Employees need to know and understand your corporate goals and what is expected of them

Employees need to know and understand your corporate goals and what is expected of them

To be successful in business it is essential to have employees with the right skills who will play a pivotal role in achieving corporate goals. By aligning staff with established business objectives, you can ensure that they know how and why to use the skills they have.

Further, the investment you make in your employees – in terms of salaries and training – will be targeted, and will reflect the strategies needed to make the company successful.

It’s all about managing people. So how do you align staff with corporate goals?

Establish and use company plans and business objectives

The creation of solid business plans and establishment of company objectives is a challenge that can be quite time consuming. More importantly, once they have been established, managers often ignore these basic guiding principles simply because of daily pressures. So it is essential  that the people in charge know and understand the company’s objectives; and appreciate how they relate to staff members in terms of roles and daily activities.

So the first thing you should do is analyse what your corporate objectives are. What are your goals? What have you achieved so far in terms of your original business plan? Where do you want to be in a years time; five years time; ten years time?

Determine essential skills required for success

Identify the vital roles that will be critical for successful growth and achievement. Then align these with positions within the business.

Clarify which skill sets are needed for the people who will undertake the vital roles you have identified. But be mindful of the fact that these might change as the business develops. They usually do.

Finally align people with positions.

Of course you might not personally follow this process, but it must be driven by upper management, or at least experienced executives with a keen understanding of how the business works. They should also have a determined resolve to ensure the business succeeds. In other words, whoever drives the process should have the same or better commitment that you, the business owner has.

Audit your existing talent

This might sound like a cattle auction, but really what it means is that you need to analyse the people in your existing workforce to identify whether (and what) skills are lacking.

Bearing in mind the fact that required skill sets do change within most businesses as they grow, it is quite possible that people in some positions have skills they aren’t using.

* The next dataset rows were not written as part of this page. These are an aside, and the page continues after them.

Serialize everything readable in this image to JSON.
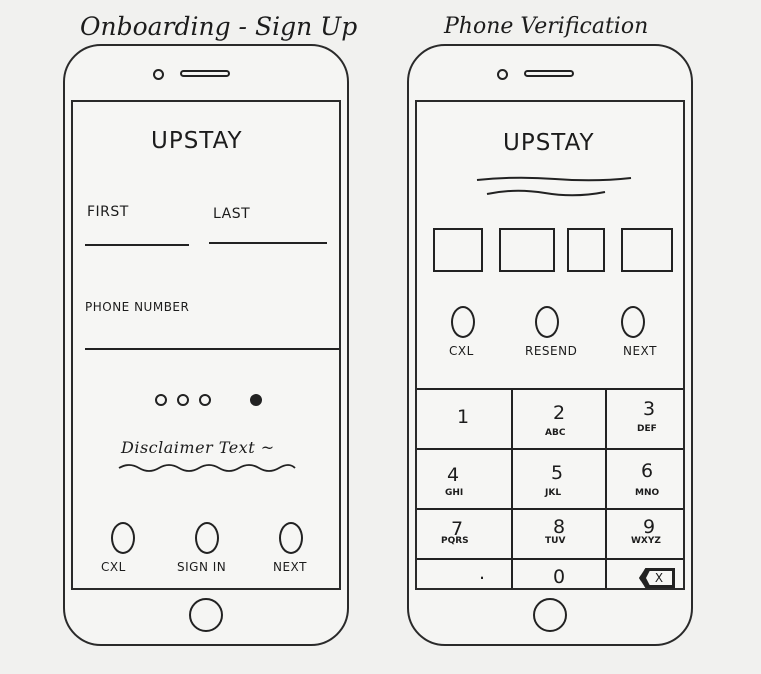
{
  "left": {
    "title": "Onboarding - Sign Up",
    "logo": "UPSTAY",
    "first_label": "FIRST",
    "last_label": "LAST",
    "phone_label": "PHONE NUMBER",
    "disclaimer": "Disclaimer Text ~",
    "buttons": [
      "CXL",
      "SIGN IN",
      "NEXT"
    ],
    "page_dots": {
      "total": 4,
      "active": 4
    }
  },
  "right": {
    "title": "Phone Verification",
    "logo": "UPSTAY",
    "code_boxes": 4,
    "buttons": [
      "CXL",
      "RESEND",
      "NEXT"
    ],
    "keypad": [
      {
        "num": "1",
        "sub": ""
      },
      {
        "num": "2",
        "sub": "ABC"
      },
      {
        "num": "3",
        "sub": "DEF"
      },
      {
        "num": "4",
        "sub": "GHI"
      },
      {
        "num": "5",
        "sub": "JKL"
      },
      {
        "num": "6",
        "sub": "MNO"
      },
      {
        "num": "7",
        "sub": "PQRS"
      },
      {
        "num": "8",
        "sub": "TUV"
      },
      {
        "num": "9",
        "sub": "WXYZ"
      },
      {
        "num": ".",
        "sub": ""
      },
      {
        "num": "0",
        "sub": ""
      },
      {
        "num": "X",
        "sub": ""
      }
    ]
  }
}
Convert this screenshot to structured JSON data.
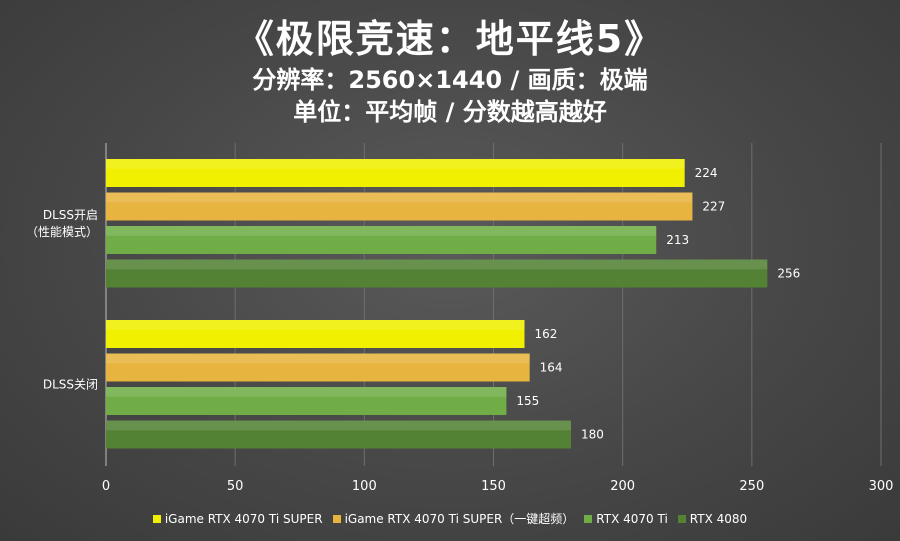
{
  "header": {
    "title": "《极限竞速：地平线5》",
    "subtitle1": "分辨率：2560×1440 / 画质：极端",
    "subtitle2": "单位：平均帧 / 分数越高越好"
  },
  "chart_data": {
    "type": "bar",
    "orientation": "horizontal",
    "categories": [
      "DLSS开启\n（性能模式）",
      "DLSS关闭"
    ],
    "series": [
      {
        "name": "iGame RTX 4070 Ti SUPER",
        "values": [
          224,
          162
        ],
        "color": "#f0f000"
      },
      {
        "name": "iGame RTX 4070 Ti SUPER（一键超频）",
        "values": [
          227,
          164
        ],
        "color": "#e8b440"
      },
      {
        "name": "RTX 4070 Ti",
        "values": [
          213,
          155
        ],
        "color": "#70ad47"
      },
      {
        "name": "RTX 4080",
        "values": [
          256,
          180
        ],
        "color": "#548235"
      }
    ],
    "xlim": [
      0,
      300
    ],
    "xticks": [
      0,
      50,
      100,
      150,
      200,
      250,
      300
    ],
    "grid": true,
    "data_labels": true,
    "legend_position": "bottom"
  }
}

Similarly, if the Peter Principle has come into play (where people have been “promoted up to their level of incompetence”), they may not have the skills required for that position.

Sometimes juggling jobs works. Or you may be able to identify employees with potential to use currently unused skills to help take your business forward.

In addition, you need to identify any skills gaps that can’t be realigned.

How to fill skills gaps

If you can’t realign people within the business, often the seemingly obvious way to fill skills gaps is to hire new people. But this means hiring additional staff, because in terms of Fair Work Australia, you cannot simply fire people because your skills needs have changed. So it is likely to become a financial issue.

A more viable solution is training, coaching or mentoring. And this should be an ongoing process to ensure that skills gaps don’t occur, or are at least identified immediately they occur so that you can constantly align staff with corporate goals and ensure they can fulfil them.